European Parliament and Council support creation of a European health data space: Another step towards cross-border healthcare
On 6 December and 13 December respectively, the Council and the European Parliament announced their support for the creation of a European Health Data Space (EHDS). According to the Council press release, the EDHS will make it possible for “a Spanish tourist to pick up a prescription in a German pharmacy, or for doctors to access the health information of a Belgian patient undergoing treatment in Italy.” But the proposed regulation (3 May 2022) also highlighted the importance of well-functioning health data exchange in border and cross-border regions. There can be little doubt that the proposed regulation is key to enabling and promoting cooperation and mobility in cross-border healthcare. Crises, such as the Covid-19 pandemic, have undoubtedly highlighted the paramount importance of such cooperation and mobility. For example, imagine a person from Liège working in Maastricht. In a critical emergency scenario, the doctor would have immediate access to his health information without having to make lengthy phone calls or handle physical documents.

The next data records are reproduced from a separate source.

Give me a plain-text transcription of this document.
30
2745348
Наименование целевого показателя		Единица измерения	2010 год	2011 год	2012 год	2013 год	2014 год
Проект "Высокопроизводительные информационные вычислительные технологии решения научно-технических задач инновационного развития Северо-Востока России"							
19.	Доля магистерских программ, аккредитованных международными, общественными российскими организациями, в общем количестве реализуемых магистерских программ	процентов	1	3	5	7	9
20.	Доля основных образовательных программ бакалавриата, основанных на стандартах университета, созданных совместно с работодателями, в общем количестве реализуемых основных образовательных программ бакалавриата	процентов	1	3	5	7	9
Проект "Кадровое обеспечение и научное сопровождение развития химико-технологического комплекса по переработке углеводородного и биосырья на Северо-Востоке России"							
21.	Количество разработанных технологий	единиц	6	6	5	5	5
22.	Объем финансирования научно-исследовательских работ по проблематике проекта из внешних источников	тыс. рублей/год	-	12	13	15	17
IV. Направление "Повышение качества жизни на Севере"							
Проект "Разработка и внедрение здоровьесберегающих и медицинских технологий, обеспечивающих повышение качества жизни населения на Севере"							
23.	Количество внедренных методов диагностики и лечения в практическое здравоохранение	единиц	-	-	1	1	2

Nevertheless, the proposal has raised public concerns about patients’ rights to the privacy of their personal medical data and sparked debates about whether the EU has the competence to adopt such far-reaching healthcare regulations. Both the Council and the EP raised these privacy concerns in their recently adopted positions to begin their inter-institutional (trilogue) negotiations.
To strike a balance between safeguarding privacy and facilitating access to data in the public interest, the EP and Council propose to: (1) strengthen individuals’ rights to access and control their own data, (2) give Member States the discretion to introduce an opt-out system for health data used for research or policy-making, (3) inform data subjects when and which healthcare providers have accessed their data, and (4) require explicit consent for the exchange of sensitive data, such as genetic data. It also calls for individual national and cross-border profiles to be included in the European Electronic Health Record (EHR) format, and furthermore proposes changes to the governance mechanisms, expanding the role of member states on the EHDS board and steering committees.
All in all, the EDHS has great potential for supporting healthcare in (cross-border) regions, but there is still a long way to go before the European Health Data Space is a reality. The growing focus on innovation and the use of data and artificial intelligence in healthcare also highlights the challenges that remain in cross-border data sharing. These challenges were examined in the 2022 ITEM Cross-Border Impact Assessment. The European health data space is a key pillar in building the European health union. A common legal framework, common standards and a cross-border infrastructure for electronic health data are long overdue. The regulation also provides for a future infrastructure for the exchange of health data for secondary purposes, such as scientific research or policy-making.
The future will show whether the Commission has been too ambitious in expecting the EHDS to be (partially) operational by 2025. Finding a consensus on the timeline for implementing the regulation could be a stumbling block in the upcoming negotiations, as co-rapporteur Tomislav Sokol pointed out. While the EP seeks a more realistic timeline compared to that proposed by the Commission, the Council proposes a two-year delay in implementation, along with an additional five to seven years for recording certain data in electronic health records.